Material And Method: Retrospective study of fifty patients who underwent parathyroidectomy in Rajavithi Hospital between September 2001 and August 2009 was performed. The authors defined three regimens of calcitriol (A; fixed dose regimen, B; titrated dose regimen and C; loading dose regimen) by reviewing 41 charts of patients with chronic kidney disease. Biochemical factors available within two weeks before and after surgery were recorded and analyzed.

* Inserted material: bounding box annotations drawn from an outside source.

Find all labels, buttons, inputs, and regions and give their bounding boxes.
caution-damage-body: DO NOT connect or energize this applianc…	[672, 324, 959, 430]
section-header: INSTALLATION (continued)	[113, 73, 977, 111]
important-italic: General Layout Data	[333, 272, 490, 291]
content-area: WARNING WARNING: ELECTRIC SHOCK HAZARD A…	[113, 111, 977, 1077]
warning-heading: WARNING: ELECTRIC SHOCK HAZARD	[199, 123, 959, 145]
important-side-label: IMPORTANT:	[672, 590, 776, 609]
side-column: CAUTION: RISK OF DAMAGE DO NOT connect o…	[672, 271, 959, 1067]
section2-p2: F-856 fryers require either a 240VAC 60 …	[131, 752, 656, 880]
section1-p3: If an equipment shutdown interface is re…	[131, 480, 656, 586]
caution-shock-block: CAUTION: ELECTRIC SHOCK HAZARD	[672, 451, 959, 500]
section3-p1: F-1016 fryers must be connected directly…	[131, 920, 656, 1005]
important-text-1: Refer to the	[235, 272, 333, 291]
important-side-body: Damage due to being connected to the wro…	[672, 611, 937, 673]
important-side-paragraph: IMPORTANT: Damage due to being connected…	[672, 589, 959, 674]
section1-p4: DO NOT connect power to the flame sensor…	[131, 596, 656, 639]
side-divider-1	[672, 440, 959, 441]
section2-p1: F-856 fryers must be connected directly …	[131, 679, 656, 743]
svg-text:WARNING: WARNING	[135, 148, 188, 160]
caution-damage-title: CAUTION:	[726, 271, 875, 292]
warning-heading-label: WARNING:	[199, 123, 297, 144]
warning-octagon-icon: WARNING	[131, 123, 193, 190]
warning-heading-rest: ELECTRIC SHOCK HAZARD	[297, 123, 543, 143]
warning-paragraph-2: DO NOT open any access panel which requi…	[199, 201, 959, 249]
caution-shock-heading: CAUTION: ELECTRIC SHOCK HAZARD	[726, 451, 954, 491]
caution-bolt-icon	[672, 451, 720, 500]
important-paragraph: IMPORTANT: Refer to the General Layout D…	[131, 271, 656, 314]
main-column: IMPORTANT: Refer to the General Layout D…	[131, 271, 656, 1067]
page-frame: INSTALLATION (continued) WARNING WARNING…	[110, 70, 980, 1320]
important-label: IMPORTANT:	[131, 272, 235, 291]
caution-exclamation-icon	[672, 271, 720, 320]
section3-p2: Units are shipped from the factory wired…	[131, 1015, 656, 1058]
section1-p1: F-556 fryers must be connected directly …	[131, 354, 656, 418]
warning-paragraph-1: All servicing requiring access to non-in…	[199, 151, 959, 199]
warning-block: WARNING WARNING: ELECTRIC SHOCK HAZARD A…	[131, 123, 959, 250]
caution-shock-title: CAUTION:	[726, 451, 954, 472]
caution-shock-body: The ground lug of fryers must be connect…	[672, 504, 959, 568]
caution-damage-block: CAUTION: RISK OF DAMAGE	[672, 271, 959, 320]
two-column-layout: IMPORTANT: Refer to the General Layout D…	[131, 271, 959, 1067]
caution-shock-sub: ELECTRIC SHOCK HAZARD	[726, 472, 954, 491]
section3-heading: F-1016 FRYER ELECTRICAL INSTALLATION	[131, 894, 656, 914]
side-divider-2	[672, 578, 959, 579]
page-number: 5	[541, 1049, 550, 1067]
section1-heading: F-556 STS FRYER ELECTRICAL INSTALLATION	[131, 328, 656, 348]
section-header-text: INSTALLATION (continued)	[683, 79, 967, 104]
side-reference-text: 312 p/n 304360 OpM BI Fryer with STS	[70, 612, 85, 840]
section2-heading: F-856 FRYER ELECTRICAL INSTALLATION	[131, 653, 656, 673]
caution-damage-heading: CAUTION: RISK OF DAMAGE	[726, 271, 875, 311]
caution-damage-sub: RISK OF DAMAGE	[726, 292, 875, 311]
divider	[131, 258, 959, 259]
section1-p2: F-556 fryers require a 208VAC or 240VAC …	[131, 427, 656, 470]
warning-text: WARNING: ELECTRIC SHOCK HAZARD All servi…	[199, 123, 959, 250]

Results: Postoperative hypocalcemia was a common complication found in 82.93% (n = 34/41) of patients with chronic kidney disease, 80.61% (n = 25/31) and 90% (n = 9/10) of secondary HPT and tertiary HPT, respectively. In multiple logistic regression analysis; calcium-phosphorus product was the independent predictor of postoperative hypocalcemia requiring intravenous calcium gluconate with statistical significance atp = 0.008, ROC analysis showed calcium phosphorus products more than 53 mg2/dl2 represented the best compromise between sensitivity (0.71) and specificity (0.67) by area under the curve = 0.755). The amount of intravenous calcium gluconate after parathyroidectomy in the loading calcitriol regimen (initial dose 2.25-4 mcg/day) was significantly lower than that in the titrated calcitriol regimen (0.75-1.5 mcg/day) (p = 0.001).

Conclusion: Loading calcitriol regimen reduced hypocalcemic morbidity in postoperative parathyroidectomy in patients with chronic kidney disease.